Abstract

Barack Obama Sr's 1965 critique of the Kenya government's Sessional Paper number 10: ‘African Socialism and Its Application to Planning in Kenya’ reads today as remarkably shrewd and prescient – shrewd in its efforts to navigate the perilous political differences among the major figures and forces of the day including Jomo Kenyatta, Tom Mboya and Oginga Odinga, as well as the false securities of ideologies, in this case the messy, irresolvable debates over the relative values of African socialism, African tradition, and capitalism … prescient in its warnings regarding gratuitous privatisation of productive resources and public goods; excessive disparities in wealth; and uneven regional development. Indeed, he makes an almost forgotten case for the African state (and for good governance, progressive taxation, and effective regulation of private investment). The 1965 article is an improbable yet extraordinarily acute rehearsal of the best critiques of structural adjustment (and its privileging of the private sector against the state) in the 1980s and 1990s and of the failures of unregulated capital in our own era.
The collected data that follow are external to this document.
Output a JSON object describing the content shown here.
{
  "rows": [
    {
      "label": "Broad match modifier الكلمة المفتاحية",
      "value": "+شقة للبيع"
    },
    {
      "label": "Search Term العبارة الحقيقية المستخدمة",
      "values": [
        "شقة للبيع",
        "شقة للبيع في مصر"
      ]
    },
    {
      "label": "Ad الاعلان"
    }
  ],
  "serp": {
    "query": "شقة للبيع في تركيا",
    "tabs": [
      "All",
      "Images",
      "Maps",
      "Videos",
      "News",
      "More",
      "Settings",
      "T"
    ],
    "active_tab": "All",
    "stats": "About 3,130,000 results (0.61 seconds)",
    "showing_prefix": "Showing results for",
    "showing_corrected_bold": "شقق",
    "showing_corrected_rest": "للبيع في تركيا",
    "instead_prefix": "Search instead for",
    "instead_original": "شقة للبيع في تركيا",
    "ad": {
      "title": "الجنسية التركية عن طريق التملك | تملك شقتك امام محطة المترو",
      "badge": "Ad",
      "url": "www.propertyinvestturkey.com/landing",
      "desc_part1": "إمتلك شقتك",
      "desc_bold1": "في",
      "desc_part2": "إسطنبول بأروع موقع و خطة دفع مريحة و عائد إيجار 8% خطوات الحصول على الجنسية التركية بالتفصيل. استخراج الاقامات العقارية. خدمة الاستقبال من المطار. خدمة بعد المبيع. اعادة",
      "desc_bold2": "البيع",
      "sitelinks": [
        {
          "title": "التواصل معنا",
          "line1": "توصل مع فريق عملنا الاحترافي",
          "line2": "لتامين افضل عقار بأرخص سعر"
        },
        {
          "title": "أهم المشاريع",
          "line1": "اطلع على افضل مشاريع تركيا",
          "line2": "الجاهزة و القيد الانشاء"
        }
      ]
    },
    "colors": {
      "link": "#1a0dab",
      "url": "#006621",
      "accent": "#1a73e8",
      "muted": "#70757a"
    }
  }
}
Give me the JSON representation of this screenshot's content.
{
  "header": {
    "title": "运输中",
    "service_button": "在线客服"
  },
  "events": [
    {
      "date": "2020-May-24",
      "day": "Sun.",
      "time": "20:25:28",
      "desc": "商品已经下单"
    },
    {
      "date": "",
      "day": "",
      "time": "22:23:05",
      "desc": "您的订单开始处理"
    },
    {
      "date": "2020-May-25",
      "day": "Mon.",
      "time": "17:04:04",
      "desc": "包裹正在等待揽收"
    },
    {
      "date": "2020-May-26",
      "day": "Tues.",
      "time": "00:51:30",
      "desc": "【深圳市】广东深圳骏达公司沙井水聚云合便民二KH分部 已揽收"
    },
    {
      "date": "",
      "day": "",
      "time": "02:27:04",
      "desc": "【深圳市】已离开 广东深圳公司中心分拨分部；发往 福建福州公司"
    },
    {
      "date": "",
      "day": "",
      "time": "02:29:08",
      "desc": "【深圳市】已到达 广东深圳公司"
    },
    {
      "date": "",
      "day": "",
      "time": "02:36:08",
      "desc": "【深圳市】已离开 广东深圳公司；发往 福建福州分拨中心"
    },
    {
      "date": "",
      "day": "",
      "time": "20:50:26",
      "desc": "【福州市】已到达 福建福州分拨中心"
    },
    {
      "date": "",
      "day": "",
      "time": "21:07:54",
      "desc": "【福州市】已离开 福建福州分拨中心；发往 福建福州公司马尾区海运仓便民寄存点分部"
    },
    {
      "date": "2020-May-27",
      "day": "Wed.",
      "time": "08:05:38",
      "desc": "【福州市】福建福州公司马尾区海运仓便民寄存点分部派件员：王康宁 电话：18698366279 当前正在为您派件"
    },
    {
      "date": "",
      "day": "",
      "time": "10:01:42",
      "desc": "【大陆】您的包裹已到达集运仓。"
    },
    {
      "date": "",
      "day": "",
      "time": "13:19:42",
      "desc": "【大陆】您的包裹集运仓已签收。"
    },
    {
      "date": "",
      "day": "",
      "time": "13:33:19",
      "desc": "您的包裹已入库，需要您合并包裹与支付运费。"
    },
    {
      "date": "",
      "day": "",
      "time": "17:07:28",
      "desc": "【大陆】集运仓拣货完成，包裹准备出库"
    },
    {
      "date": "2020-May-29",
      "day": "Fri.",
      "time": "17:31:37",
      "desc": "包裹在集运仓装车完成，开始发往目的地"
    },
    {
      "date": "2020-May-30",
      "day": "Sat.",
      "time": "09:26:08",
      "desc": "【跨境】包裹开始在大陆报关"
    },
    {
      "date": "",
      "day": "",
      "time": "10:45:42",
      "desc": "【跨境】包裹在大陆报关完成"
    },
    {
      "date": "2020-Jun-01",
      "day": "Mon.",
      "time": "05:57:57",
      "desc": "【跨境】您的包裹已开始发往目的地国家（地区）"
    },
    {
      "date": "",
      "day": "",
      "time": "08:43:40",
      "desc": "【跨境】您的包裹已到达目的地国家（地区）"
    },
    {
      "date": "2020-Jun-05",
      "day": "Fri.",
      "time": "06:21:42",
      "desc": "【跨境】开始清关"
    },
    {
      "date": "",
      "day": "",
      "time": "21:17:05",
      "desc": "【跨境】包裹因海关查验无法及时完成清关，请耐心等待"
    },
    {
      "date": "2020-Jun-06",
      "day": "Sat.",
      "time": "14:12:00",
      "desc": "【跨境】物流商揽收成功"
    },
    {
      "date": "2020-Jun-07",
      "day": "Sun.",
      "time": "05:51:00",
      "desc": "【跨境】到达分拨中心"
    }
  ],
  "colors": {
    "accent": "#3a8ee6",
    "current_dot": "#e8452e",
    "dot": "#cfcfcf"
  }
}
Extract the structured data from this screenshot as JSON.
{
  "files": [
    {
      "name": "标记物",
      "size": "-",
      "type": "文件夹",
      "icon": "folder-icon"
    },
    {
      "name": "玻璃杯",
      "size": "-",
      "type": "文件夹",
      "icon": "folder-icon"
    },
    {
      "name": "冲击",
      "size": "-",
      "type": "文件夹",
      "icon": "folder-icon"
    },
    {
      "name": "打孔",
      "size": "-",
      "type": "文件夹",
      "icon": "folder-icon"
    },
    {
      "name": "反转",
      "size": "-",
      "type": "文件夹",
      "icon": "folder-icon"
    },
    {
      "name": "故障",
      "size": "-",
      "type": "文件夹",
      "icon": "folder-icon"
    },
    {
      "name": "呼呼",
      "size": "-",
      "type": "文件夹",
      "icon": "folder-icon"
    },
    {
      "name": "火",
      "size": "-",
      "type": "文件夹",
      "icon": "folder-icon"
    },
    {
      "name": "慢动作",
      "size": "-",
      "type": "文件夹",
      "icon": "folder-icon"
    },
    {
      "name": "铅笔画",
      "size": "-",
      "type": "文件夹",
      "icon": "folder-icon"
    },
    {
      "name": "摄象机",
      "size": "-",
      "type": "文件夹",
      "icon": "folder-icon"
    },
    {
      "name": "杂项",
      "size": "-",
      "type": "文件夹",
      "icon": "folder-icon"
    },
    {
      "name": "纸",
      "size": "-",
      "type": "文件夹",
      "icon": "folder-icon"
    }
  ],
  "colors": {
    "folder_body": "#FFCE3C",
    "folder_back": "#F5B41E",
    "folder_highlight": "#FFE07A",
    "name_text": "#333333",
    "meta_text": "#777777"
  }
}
In a time of spirited animation of big ideas in the first decade of African independence, Obama Sr offered his readers a lesson in the promise of pragmatics in the address to the difficult challenges of economic and political development, nationally and globally. Obama's text is a document to be understood in its specific moment in history. It is also a text with a significant history, to be read and understood again in our own time.